L’industrie a passé par trois phases successives : 1° la phase patriarcale ; le caractère de cette période, c’est le travail domestique pour la consommation directe de la famille. Chaque individu ou du moins chaque petit groupe rudimentaire produit alors à peu près tout ce qu’il consomme : on cuit son pain avec sa propre farine, on file et on tisse même la laine que l’on possède, on fait ses propres vêtements ; on ne recourt à l’achat ou à l’échange en nature que dans des cas rares pour les objets dont la fabrication demande un apprentissage particulier c’est là l’état primitif de l’industrie et de la société.
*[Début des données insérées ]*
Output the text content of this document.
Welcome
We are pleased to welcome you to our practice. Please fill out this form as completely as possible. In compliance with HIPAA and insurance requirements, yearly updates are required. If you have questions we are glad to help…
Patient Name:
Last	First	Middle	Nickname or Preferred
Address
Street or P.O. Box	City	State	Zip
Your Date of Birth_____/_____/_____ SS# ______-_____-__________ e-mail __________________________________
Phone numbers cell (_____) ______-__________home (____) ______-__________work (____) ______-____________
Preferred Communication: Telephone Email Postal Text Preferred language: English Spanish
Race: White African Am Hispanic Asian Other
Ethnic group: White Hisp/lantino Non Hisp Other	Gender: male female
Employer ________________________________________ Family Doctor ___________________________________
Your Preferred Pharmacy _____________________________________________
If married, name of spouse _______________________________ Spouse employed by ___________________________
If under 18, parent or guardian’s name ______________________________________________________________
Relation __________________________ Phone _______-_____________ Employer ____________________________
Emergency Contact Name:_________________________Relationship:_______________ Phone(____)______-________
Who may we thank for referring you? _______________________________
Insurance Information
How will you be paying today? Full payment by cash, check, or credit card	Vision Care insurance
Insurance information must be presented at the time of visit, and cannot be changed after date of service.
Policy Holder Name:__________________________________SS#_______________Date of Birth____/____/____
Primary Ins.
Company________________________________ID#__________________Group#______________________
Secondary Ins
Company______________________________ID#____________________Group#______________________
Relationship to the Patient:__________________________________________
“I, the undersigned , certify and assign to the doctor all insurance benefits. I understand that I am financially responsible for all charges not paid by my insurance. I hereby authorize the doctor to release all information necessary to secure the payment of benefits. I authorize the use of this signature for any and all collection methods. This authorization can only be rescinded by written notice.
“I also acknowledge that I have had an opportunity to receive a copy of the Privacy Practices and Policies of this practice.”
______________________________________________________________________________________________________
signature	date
Il a disparu, depuis longtemps déjà, de l’Europe Occidentale ; cependant on en retrouvait des traces encore au dix-huitième siècle. Adam Smith nous apprend que de son temps ou quelques dizaines d’années auparavant les colonies anglaises de l’Amérique, différant singulièrement des jeunes colonies actuelles de l’Australie, ne faisaient qu’un très médiocre usage de la monnaie et ne recouraient même qu’exceptionnellement au troc. Certains moralistes et quelques réformateurs ont vanté cette organisation comme une sorte d’âge d’or et en souhaitent le retour : telle est la pensée qui inspire notamment un très curieux et instructif ouvrage : Les ouvriers européens de M. Le Play.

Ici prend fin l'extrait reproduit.